Нашел ли Лео Симона? Далекий звон колоколов означал, что сейчас половина восьмого. Два с половиной часа до нашей встречи с Миньятто.
– Можно я с мальчишками в футбол погоняю? – спросил Петрос, когда доел миску и отнес монахиням, чтобы помыли.
Предсеминарские мальчики брали его играть в уличный футбол – выгодно быть сыном учителя! – но Петрос, кажется, не понял, что сейчас еще очень рано.
– Нам кое-куда надо сходить, – сказал я. – В футбол по дороге погоняем, вместе.
У дворца на клумбах, выполненных в форме герба Иоанна Павла, работали бригады папских ландшафтных дизайнеров – трудяги вышли спозаранку, до полуденного солнца. Старший садовник, у которого тоже были дети, улыбнулся, завидев, как мы ведем мяч вниз по крутой дорожке. Суровое место для тренировки. Склон был таким крутым, что в грозу ступеньки, соединяющие тропинки, превращались в водопады. Тренироваться здесь владеть мячом – все равно что учиться плавать на Тибре, выгребая вверх по течению. Но Петрос был упрям и, как его дядя, предпочитал непобедимых врагов. После нескольких месяцев поражений в войне с силой тяжести и беготни за улетевшими мячами к подножию базилики Петрос мог пропрыгать вниз по склону на одной ноге, второй стуча по мячу. Глядя на такие достижения, другой садовник жестом показал ему: «Отлично!» Футбол – вторая идея, которая нас всех здесь объединяет.
– Куда мы идем? – спросил воодушевленный Петрос.
Однако, когда я указал на здание, он тяжело вздохнул.
Музеи открывались только в девять, но, поскольку ватиканские офисы начинают работу в восемь, закрываясь к часу дня, у меня оставалось всего полчаса, чтобы спокойно взглянуть на выставку, пока не появились кураторы. Мне нужно было подготовиться к вопросам Миньятто.
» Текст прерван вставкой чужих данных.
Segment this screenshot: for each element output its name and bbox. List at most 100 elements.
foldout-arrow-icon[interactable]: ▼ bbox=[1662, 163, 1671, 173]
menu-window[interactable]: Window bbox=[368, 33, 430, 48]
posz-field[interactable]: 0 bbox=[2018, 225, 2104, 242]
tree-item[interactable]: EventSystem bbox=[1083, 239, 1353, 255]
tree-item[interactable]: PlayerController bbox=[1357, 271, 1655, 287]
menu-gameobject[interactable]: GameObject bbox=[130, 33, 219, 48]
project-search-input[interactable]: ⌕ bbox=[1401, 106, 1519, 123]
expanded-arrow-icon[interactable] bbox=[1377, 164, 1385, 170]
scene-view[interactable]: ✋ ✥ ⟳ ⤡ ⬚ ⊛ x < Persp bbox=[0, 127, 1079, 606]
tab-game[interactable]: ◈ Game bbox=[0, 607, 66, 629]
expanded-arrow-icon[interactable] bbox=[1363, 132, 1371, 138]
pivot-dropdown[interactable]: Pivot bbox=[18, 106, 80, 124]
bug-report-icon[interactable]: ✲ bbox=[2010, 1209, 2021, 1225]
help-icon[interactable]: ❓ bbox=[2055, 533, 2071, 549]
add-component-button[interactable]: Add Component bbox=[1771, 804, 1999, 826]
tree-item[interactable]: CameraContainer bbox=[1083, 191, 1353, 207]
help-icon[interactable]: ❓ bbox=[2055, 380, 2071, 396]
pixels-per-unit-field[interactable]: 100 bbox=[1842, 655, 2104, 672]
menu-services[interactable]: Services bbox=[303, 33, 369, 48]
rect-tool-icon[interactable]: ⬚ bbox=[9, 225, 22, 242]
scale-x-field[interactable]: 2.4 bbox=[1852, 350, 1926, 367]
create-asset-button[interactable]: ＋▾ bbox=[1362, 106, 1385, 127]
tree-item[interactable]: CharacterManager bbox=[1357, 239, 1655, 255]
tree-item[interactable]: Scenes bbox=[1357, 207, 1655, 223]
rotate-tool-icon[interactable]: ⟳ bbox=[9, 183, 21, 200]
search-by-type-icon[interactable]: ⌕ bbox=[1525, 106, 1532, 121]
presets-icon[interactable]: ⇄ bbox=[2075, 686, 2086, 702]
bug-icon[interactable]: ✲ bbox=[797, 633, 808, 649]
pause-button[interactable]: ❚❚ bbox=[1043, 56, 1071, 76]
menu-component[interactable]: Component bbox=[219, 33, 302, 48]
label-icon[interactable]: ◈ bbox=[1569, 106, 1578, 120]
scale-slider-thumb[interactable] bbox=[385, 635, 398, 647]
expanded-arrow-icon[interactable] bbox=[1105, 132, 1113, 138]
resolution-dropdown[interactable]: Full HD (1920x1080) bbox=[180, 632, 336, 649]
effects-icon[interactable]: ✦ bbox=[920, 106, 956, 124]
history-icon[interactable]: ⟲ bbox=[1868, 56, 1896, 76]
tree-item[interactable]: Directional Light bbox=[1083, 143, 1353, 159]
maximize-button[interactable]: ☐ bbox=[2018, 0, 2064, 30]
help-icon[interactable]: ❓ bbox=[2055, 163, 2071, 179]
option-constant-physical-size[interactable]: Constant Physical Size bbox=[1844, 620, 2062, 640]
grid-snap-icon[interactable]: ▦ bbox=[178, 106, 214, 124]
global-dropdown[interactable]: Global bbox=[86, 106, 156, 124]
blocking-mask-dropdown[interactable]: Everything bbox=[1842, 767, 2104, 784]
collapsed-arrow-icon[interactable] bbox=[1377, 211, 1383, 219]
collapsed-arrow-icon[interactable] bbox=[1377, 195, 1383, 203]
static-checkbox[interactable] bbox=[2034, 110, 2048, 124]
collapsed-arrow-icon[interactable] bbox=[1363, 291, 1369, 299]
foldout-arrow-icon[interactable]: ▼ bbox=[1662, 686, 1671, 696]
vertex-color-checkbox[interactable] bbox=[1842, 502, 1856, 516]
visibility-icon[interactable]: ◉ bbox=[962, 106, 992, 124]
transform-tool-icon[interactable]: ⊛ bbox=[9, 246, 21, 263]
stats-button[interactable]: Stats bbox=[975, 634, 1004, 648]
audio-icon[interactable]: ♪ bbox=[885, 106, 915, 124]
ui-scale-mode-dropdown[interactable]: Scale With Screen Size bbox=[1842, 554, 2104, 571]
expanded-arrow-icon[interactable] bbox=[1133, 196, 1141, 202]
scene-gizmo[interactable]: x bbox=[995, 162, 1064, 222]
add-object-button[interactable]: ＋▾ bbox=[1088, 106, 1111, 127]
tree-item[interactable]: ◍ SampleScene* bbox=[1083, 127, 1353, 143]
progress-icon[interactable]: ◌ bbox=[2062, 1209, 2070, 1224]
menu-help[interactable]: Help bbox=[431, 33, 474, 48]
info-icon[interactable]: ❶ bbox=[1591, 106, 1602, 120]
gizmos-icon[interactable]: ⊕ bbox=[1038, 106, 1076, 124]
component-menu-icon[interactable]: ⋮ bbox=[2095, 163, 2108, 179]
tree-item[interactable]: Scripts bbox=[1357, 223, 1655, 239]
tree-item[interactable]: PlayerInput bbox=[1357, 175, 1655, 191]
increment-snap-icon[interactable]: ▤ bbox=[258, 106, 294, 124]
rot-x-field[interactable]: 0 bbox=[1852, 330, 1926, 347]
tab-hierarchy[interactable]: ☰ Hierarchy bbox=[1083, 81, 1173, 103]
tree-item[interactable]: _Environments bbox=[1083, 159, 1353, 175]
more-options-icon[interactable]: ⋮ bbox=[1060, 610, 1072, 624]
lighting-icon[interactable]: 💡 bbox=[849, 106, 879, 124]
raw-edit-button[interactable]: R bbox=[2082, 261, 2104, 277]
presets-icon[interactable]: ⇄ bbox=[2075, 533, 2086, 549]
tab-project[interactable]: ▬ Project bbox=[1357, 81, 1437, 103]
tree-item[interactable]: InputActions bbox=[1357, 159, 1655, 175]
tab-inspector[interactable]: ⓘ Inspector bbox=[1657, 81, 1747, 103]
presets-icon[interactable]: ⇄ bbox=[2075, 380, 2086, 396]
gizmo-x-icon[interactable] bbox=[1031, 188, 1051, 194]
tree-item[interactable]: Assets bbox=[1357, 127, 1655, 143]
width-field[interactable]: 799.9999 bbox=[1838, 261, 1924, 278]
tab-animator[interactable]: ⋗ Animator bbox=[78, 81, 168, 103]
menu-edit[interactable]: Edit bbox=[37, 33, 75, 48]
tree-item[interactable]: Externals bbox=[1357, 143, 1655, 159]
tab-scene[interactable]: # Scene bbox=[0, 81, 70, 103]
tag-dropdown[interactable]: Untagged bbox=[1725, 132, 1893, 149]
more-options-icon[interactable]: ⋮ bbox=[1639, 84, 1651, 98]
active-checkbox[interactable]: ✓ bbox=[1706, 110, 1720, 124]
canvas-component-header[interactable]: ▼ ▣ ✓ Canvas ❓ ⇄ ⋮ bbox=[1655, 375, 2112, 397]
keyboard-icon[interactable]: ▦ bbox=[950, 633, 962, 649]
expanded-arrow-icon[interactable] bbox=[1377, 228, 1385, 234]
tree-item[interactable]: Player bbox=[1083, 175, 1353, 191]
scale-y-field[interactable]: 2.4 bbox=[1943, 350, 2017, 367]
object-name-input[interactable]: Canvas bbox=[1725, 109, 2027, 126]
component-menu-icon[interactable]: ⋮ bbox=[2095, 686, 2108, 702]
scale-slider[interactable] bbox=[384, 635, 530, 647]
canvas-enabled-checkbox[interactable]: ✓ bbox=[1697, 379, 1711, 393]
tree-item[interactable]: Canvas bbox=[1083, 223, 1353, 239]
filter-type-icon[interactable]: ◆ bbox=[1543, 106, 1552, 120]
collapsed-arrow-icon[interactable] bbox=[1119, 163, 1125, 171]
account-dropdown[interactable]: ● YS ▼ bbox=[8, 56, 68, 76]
Главный вход оказался заперт. Вход со стороны квартир кураторов – тоже, только он еще и охранялся. Но Уго как-то показывал мне сложный обходной путь: сперва вниз – к подвальным лабораториям художественных реставраторов, потом – по извилистому коридору, потом – снова вверх грузовым лифтом. Вскоре мы с Петросом уже шли вдоль череды залов, тех, что вчера я не видел. Петроса заворожил вид пустого подъемника, с помощью которого в хранилище повесили гигантскую картину. Рядом висело еще более крупное полотно, настолько широкое, что могло бы перегородить подземный переход. На картине изображались апостолы, недоуменно глядящие на плащаницу Иисуса в пустой могиле. На стене трафаретом нанесли евангельские стихи, часть слов выделили жирным шрифтом, и что-то привлекло мое внимание.
Марк 15: 46: Иосиф, купив льняной материи, снял Иисуса с креста, завернул Его в покров, поместил в высеченную в скале гробницу и привалил ко входу в нее камень.
Матфей 27: 59: Иосиф взял Тело, завернул Его в чистый льняной покров.
Лука 23: 53: Сняв Его с креста, он обернул Тело полотном и положил в новую гробницу, высеченную в скале.
А далее шел необыкновенный финал. При виде его я остановился как вкопанный. Подобная идея высказывалась в папских музеях впервые. Через весь зал висела огромная репродукция страницы из Диатессарона, описывающая смерть и погребение Иисуса. Пятна удалили, и греческий текст был виден целиком, но осталась тень, показывающая, что алоги подвергли редактуре изложенную Иоанном версию событий. Текст Иоан на выписали на стене отдельно, поодаль от остальных цитат. Уго отделил «белую ворону» Евангелий от остальных трех. И чтобы отчетливее передать свою мысль, обозначил жирным шрифтом несовпадающие места:
Иоанн 19: 38–40: И Иосиф пошел и снял Тело с креста.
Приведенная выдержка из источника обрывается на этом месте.